In August 2024, a Paris judicial court indicted Salameh's brother, Raja, on charges of embezzlement of public funds, aggravated breach of trust, corruption and money laundering.

Riad Salameh was arrested on September 3, 2024, following an interrogation by the judiciary. His arrest is linked to serious allegations, including embezzlement, money laundering, and fraud related to financial commissions. This marked his first court appearance since leaving his position in July 2023. Following his interrogation, Salameh was moved to a higher-security prison as further questioning is expected. He was also facing legal issues from French authorities, who have issued Interpol red notices for his apprehension due to similar financial offenses.

In April 2025 it was reported that Judge Bilal Halawi, has issued a "presumptive decision" concluding that Riad Salameh, the former central bank governor, engaged in illicit enrichment by transferring funds from the central bank to private accounts, paving the way for his indictment. On August 26, 2025, the Beirut Indictment Chamber announced its decision regarding Salameh's release, setting bail of $20 million and LBP 5 million, and banning him from traveling for a year, as there is still an ongoing prosecution against him. On September 26, Salameh was released after posting bail of more than $14 million.

==Awards and honours==
Salameh received a number of national and international distinctions during his governorship, most of them in the decade before the 2019 crisis.

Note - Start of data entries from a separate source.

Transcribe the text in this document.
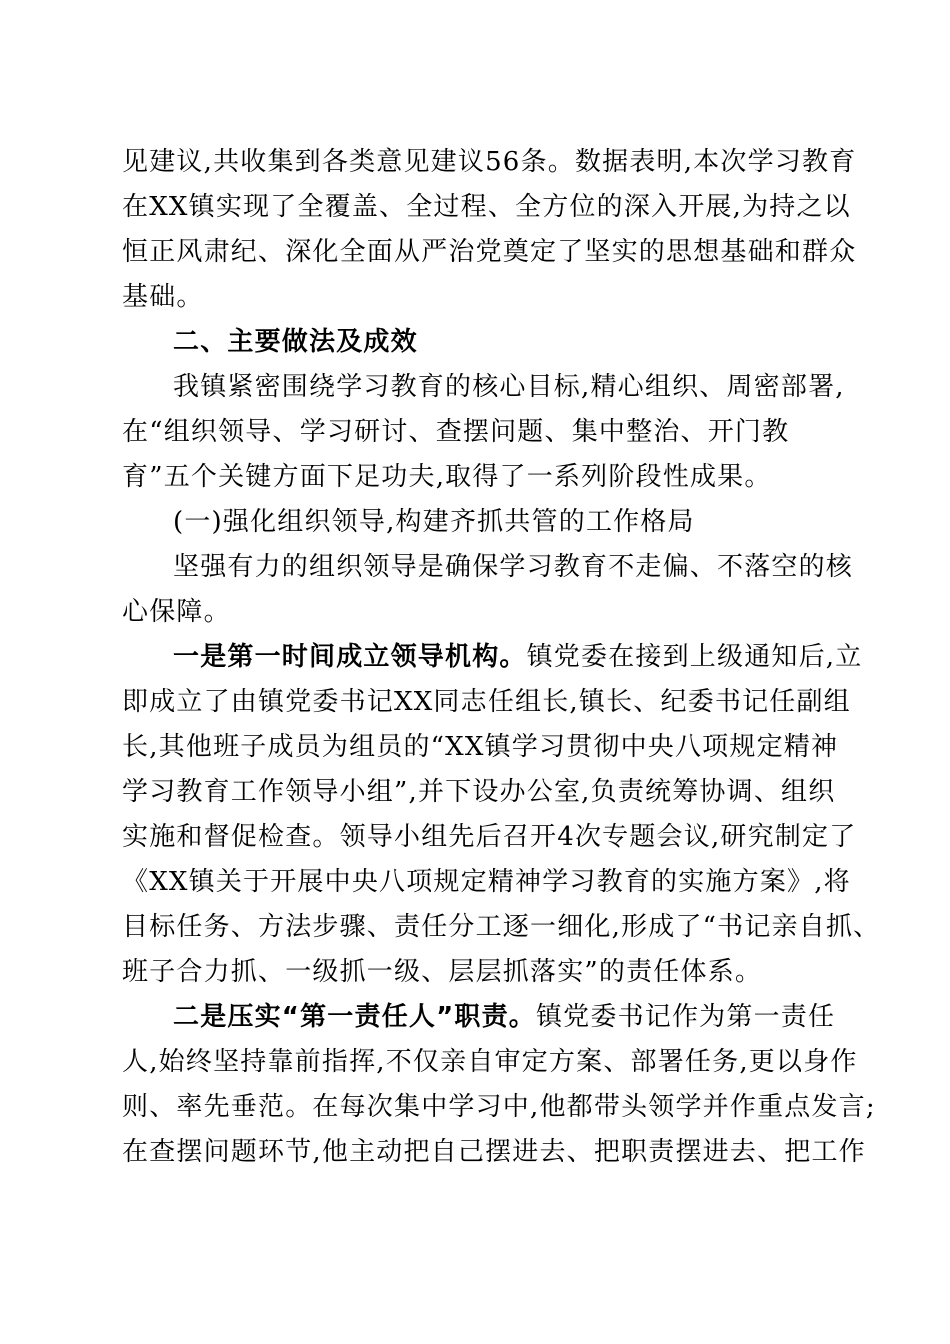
见建议,共收集到各类意见建议56条。数据表明,本次学习教育
在XX镇实现了全覆盖、全过程、全方位的深入开展,为持之以
恒正风肃纪、深化全面从严治党奠定了坚实的思想基础和群众
基础。
二、主要做法及成效
我镇紧密围绕学习教育的核心目标,精心组织、周密部署,
在“组织领导、学习研讨、查摆问题、集中整治、开门教
育”五个关键方面下足功夫,取得了一系列阶段性成果。
(一)强化组织领导,构建齐抓共管的工作格局
坚强有力的组织领导是确保学习教育不走偏、不落空的核
心保障。
一是第一时间成立领导机构。镇党委在接到上级通知后,立
即成立了由镇党委书记XX同志任组长,镇长、纪委书记任副组
长,其他班子成员为组员的“XX镇学习贯彻中央八项规定精神
学习教育工作领导小组”,并下设办公室,负责统筹协调、组织
实施和督促检查。领导小组先后召开4次专题会议,研究制定了
《XX镇关于开展中央八项规定精神学习教育的实施方案》,将
目标任务、方法步骤、责任分工逐一细化,形成了“书记亲自抓、
班子合力抓、一级抓一级、层层抓落实”的责任体系。
二是压实“第一责任人”职责。镇党委书记作为第一责任
人,始终坚持靠前指挥,不仅亲自审定方案、部署任务,更以身作
则、率先垂范。在每次集中学习中,他都带头领学并作重点发言;
在查摆问题环节,他主动把自己摆进去、把职责摆进去、把工作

In 1997 he was appointed a Knight (Chevalier) of the French Legion of Honour by President Jacques Chirac. At the ceremony in Beirut, the French ambassador, Daniel Jouanneau, credited him with the modernisation of the central bank, the revival of the Lebanese banking sector, the creation of new financial instruments and the rebuilding of Beirut as a regional financial centre, and described him as a key figure in Franco-Lebanese cooperation. He was promoted to Officer (Officier) of the Legion of Honour by President Nicolas Sarkozy in 2009.

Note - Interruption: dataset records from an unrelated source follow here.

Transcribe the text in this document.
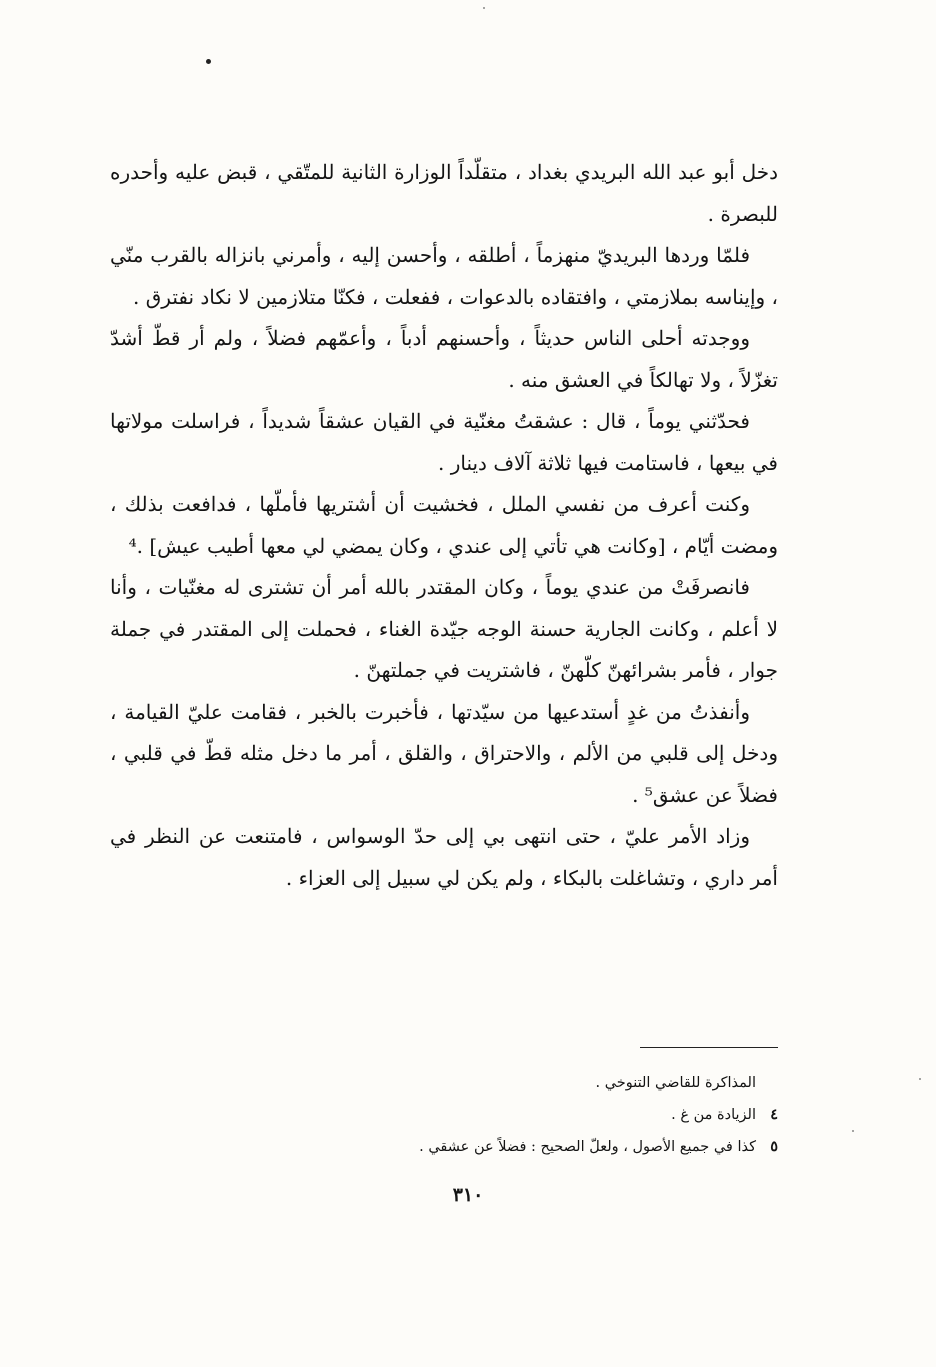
دخل أبو عبد الله البريدي بغداد ، متقلّداً الوزارة الثانية للمتّقي ، قبض عليه وأحدره للبصرة .

فلمّا وردها البريديّ منهزماً ، أطلقه ، وأحسن إليه ، وأمرني بانزاله بالقرب منّي ، وإيناسه بملازمتي ، وافتقاده بالدعوات ، ففعلت ، فكنّا متلازمين لا نكاد نفترق .

ووجدته أحلى الناس حديثاً ، وأحسنهم أدباً ، وأعمّهم فضلاً ، ولم أر قطّ أشدّ تغزّلاً ، ولا تهالكاً في العشق منه .

فحدّثني يوماً ، قال : عشقتُ مغنّية في القيان عشقاً شديداً ، فراسلت مولاتها في بيعها ، فاستامت فيها ثلاثة آلاف دينار .

وكنت أعرف من نفسي الملل ، فخشيت أن أشتريها فأملّها ، فدافعت بذلك ، ومضت أيّام ، [وكانت هي تأتي إلى عندي ، وكان يمضي لي معها أطيب عيش] .⁴

فانصرفَتْ من عندي يوماً ، وكان المقتدر بالله أمر أن تشترى له مغنّيات ، وأنا لا أعلم ، وكانت الجارية حسنة الوجه جيّدة الغناء ، فحملت إلى المقتدر في جملة جوار ، فأمر بشرائهنّ كلّهنّ ، فاشتريت في جملتهنّ .

وأنفذتُ من غدٍ أستدعيها من سيّدتها ، فأخبرت بالخبر ، فقامت عليّ القيامة ، ودخل إلى قلبي من الألم ، والاحتراق ، والقلق ، أمر ما دخل مثله قطّ في قلبي ، فضلاً عن عشق⁵ .

وزاد الأمر عليّ ، حتى انتهى بي إلى حدّ الوسواس ، فامتنعت عن النظر في أمر داري ، وتشاغلت بالبكاء ، ولم يكن لي سبيل إلى العزاء .

المذاكرة للقاضي التنوخي .
٤
الزيادة من غ .
٥
كذا في جميع الأصول ، ولعلّ الصحيح : فضلاً عن عشقي .
٣١٠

In September 2006 Euromoney named him Central Bank Governor of the Year, an award presented during the IMF–World Bank annual meetings in Singapore and citing his management of the 2005 financial shock and the 2006 war as well as his record over the preceding thirteen years. The same magazine had named him best central bank governor in the Arab world in 1996, a distinction cited by the French ambassador in 1997, and best central bank governor in the Middle East in 2005.

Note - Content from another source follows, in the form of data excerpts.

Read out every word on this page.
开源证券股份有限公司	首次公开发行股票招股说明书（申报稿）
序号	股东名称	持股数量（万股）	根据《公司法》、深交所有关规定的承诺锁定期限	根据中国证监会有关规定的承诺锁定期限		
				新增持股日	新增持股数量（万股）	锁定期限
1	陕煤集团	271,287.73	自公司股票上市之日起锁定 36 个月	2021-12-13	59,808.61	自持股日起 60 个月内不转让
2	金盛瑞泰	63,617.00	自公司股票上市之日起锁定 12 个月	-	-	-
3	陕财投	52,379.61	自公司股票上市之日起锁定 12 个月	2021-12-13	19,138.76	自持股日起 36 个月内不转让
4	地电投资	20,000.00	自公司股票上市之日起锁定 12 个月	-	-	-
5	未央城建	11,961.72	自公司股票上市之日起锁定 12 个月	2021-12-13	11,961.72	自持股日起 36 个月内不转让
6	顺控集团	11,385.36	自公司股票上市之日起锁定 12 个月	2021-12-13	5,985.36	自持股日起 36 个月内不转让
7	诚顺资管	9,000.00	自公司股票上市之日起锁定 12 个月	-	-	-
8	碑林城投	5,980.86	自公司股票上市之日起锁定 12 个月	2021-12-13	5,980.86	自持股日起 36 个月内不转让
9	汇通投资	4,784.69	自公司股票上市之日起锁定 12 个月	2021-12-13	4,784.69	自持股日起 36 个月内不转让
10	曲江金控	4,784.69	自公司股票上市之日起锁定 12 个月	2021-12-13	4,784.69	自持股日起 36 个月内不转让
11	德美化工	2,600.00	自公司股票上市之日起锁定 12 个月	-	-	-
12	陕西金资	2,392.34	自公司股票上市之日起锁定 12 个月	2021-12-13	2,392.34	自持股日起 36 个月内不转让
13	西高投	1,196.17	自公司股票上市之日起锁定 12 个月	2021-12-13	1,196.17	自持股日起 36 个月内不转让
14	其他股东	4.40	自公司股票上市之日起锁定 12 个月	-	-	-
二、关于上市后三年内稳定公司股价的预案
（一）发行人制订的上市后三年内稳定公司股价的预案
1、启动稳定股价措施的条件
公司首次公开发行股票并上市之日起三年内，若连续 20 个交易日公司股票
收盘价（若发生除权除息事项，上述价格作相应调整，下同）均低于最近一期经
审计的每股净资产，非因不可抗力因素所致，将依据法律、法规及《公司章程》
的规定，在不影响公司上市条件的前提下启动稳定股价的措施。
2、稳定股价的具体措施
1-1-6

In 2009 The Banker named him Central Banker of the Year for the Middle East. In March of the same year he rang the opening bell of the New York Stock Exchange, which Gulf News described as a first for an Arab central-bank governor; he also received the Arab Creativity Award in economics from the Arab Thought Foundation, presented by Prince Khalid Al-Faisal, and an honorary doctorate from the Lebanese American University. The Lebanese University awarded him an honorary doctorate in 2010, and the Hariri Canadian University an honorary sash and shield in 2011.

== Personal life and family ==
Salameh is married to Nada Karam, a Lebanese business woman who has also been investigated for money laundering and illicit enrichment, and together have 4 children. His nephew is Emile Salameh who has been charged by the French authorities with criminal conspiracy, money laundering and receiving stolen goods.